周大海知道其他人都盯着他看呢,简直如芒刺背,“小爸,你就别绿樨绿樨的喊了,我和你说多少遍了,农村人讲究吉利,名字中带个绿,多晦气啊,大海,大海这个名字就很好记。”
他顿了一顿,“小爸,我过两天就来接你,一定凑到钱。”
“如果可以的话,你这两天去看看你妈妈,她在市二医院,地址之前都发你手机上了。你答应了要去看的。”他忽然急切地说。
“知道了,诶呀,去医院不是也要钱,等我拿到钱了就去,你们文化人真是的,钱嘛一个也没有,就是臭毛病多。”

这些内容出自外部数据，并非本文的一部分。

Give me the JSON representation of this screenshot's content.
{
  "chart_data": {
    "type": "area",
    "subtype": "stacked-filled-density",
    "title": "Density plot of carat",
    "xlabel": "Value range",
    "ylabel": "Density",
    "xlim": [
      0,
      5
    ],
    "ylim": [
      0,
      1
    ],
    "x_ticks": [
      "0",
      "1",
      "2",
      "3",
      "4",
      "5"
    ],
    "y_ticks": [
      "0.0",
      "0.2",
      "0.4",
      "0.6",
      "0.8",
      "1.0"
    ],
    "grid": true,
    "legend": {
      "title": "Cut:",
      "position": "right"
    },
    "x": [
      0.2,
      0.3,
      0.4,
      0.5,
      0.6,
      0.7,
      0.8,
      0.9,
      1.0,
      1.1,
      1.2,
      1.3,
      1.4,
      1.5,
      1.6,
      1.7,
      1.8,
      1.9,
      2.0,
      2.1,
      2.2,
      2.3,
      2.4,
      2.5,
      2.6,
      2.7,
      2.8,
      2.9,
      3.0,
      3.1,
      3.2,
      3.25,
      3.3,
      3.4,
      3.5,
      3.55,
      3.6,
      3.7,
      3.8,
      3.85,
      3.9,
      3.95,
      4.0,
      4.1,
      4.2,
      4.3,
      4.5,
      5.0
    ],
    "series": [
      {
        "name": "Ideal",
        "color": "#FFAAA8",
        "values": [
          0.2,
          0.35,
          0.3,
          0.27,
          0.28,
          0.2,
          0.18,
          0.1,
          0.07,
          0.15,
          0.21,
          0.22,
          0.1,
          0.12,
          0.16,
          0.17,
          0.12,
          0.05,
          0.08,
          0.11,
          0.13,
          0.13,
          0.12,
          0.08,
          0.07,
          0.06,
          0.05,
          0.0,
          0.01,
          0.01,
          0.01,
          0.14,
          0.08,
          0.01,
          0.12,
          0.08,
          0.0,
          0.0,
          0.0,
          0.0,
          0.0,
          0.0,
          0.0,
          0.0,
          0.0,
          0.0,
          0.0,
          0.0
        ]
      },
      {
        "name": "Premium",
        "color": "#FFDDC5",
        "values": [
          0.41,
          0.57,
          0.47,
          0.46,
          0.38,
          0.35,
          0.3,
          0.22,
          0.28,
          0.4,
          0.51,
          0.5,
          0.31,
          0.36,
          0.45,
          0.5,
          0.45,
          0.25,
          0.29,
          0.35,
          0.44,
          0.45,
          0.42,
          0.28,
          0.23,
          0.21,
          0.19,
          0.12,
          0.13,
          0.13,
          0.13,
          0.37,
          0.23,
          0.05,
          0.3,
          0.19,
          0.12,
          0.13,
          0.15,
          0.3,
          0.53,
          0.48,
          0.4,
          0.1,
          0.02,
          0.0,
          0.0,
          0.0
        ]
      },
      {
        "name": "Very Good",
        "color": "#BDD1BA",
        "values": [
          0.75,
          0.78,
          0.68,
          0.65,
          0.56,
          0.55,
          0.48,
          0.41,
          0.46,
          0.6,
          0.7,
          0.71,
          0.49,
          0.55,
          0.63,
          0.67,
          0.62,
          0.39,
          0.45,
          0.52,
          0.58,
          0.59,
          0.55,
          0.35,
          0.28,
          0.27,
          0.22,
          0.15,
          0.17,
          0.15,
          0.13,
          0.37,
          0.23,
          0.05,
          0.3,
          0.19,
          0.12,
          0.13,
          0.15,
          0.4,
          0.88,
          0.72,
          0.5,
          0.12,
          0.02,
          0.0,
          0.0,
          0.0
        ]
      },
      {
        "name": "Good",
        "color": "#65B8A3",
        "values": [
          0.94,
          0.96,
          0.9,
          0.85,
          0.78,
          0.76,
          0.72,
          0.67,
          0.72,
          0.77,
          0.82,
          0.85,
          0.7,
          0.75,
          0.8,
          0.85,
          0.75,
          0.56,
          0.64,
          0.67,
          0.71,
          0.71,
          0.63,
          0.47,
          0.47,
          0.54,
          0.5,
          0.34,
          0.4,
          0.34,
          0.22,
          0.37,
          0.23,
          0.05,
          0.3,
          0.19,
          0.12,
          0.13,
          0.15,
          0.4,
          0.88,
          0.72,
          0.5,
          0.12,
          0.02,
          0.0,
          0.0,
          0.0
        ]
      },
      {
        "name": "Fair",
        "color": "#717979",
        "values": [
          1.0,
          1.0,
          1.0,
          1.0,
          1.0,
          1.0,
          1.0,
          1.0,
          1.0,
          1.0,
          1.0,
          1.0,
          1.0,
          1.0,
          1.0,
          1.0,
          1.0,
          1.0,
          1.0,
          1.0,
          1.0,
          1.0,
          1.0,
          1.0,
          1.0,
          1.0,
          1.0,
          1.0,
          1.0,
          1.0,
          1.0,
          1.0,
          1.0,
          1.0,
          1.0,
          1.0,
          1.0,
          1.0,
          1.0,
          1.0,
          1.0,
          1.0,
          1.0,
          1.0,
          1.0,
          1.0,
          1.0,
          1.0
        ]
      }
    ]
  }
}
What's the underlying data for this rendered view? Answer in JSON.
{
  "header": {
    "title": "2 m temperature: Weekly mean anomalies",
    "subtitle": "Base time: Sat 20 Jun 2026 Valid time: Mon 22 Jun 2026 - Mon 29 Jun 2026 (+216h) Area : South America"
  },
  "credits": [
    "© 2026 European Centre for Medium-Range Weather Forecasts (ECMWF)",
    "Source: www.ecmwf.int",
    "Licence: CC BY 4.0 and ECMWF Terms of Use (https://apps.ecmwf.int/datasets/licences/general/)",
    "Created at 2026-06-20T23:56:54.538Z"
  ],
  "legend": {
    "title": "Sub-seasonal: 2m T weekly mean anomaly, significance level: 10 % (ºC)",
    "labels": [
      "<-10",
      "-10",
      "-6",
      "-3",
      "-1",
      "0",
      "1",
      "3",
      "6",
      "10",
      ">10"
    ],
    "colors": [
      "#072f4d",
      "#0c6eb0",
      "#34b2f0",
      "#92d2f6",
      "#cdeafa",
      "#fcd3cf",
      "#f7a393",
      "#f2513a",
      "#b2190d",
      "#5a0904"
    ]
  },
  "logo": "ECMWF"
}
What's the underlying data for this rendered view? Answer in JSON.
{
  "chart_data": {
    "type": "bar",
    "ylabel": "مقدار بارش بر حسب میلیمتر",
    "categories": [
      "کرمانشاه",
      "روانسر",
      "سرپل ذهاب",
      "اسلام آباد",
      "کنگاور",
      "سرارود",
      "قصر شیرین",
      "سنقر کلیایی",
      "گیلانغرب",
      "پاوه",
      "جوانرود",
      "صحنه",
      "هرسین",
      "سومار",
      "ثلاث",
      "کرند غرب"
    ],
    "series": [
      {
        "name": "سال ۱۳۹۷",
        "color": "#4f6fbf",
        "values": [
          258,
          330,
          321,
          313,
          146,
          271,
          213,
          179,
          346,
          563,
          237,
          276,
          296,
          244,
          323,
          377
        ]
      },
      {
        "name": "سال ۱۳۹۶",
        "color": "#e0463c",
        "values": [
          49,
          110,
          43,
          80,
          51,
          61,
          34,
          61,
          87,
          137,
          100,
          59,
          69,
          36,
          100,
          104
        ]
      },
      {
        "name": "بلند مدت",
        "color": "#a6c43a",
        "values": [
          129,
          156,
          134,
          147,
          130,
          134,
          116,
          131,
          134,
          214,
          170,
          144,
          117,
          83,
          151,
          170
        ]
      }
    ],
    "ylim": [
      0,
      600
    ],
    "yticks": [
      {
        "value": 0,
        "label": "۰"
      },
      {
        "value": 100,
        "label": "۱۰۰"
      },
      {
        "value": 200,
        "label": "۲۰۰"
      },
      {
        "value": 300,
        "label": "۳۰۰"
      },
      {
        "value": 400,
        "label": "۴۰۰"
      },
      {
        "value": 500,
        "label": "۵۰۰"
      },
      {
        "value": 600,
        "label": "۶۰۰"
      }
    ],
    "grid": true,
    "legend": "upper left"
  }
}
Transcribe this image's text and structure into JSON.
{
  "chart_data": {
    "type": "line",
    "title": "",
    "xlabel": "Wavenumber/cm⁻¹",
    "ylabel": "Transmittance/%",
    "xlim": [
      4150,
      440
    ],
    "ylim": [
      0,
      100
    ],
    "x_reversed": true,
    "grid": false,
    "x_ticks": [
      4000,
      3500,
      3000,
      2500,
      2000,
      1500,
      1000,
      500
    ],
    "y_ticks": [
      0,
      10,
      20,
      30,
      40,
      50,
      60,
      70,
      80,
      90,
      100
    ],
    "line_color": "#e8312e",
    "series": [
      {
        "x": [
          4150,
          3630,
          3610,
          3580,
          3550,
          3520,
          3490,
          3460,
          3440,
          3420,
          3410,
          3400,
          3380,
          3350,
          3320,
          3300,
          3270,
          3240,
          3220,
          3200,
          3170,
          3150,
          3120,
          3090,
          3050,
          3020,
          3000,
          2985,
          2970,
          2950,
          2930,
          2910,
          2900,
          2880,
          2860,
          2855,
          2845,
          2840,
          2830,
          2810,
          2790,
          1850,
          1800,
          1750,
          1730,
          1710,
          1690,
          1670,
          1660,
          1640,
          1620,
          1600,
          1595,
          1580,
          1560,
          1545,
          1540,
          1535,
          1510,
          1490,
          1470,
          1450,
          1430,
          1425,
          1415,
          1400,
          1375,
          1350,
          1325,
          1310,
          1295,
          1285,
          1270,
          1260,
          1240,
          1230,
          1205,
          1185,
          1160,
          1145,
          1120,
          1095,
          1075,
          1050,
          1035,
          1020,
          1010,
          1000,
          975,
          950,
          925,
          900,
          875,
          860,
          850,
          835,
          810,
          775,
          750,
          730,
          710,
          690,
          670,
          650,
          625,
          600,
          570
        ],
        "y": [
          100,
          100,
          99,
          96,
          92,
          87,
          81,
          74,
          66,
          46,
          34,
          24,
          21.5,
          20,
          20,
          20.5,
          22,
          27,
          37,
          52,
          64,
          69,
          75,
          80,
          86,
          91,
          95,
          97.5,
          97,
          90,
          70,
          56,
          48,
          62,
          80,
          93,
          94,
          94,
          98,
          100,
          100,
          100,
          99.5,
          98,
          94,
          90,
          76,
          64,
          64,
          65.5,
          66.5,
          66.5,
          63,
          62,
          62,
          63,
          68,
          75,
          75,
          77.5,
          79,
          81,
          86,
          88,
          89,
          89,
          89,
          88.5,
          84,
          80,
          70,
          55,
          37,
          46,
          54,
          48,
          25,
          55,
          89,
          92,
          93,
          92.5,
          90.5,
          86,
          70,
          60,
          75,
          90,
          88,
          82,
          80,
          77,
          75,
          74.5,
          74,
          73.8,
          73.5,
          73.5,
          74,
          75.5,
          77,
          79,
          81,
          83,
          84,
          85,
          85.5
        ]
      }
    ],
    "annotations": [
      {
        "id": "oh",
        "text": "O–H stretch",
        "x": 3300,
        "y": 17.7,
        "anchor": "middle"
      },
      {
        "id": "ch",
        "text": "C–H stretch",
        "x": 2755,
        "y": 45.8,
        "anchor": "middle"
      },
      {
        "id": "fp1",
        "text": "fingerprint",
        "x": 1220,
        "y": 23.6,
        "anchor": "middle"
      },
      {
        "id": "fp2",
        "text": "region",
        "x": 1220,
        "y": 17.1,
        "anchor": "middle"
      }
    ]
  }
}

“小爸,我先走了。”苏大海对着警察同志笑着腆腆脸,“多照顾点我小爸啊。”
周学兵目光闪烁,略带羡慕地看他离开。
一直到他走后,南池都如坐针毡,心焦力竭,晚饭也没有吃,饿得胃抽抽,她又困又饿。
晚上有月亮。
洁白无瑕的光芒洒进来,清洗了刚才的恶心闹剧。
“南池。”
南池靠在墙上,听到有人喊她名字,她微微睁开眼,见到如月光圣洁的俞承白,踏着一片清晖冷月而来。
南池一眼都没有留恋地离开,刚走出□□室几步,她便腿软,要不是俞承白在旁边搀扶着,怕是要跪倒在地上。
“我脚麻了,俞承白。”她垂着头,带着哭腔说,似乎是有些责怪自己不争气,连坐在位子上都会腿麻。
睫毛微垂,像是两把盛开的合欢。她厌恶地捶了捶自己小腿。
唰地一下,俞承白果断利落地脱下羽绒服外套,披在她身上。
俞承白的羽绒服很长,包裹着全身。
覆上来的时候,温热的体温擦过她脸颊。
俞承白蹲下来,拍拍自己后背,“上来,我背你。”
南池跳上去。
他的背并不厚重,在肩胛两侧一捏,还算薄。乌木的香气浓郁,她深深吸了一口,捏着羽绒服把头靠在他背上,有厚重的安全感。
“俞承白,你不冷么?”
“不会。”
“我怕你冷,要不我下来吧。”
你下来我才会冷。”他柔声笑。
“嗯。”
“南池,睡觉好不好?你靠着我背睡吧。”
“好。”
她紧紧环着他的脖子,感受脖颈一侧有力量又有节奏地跳动,她感受着俞承白给予的温暖,她也想回赠他。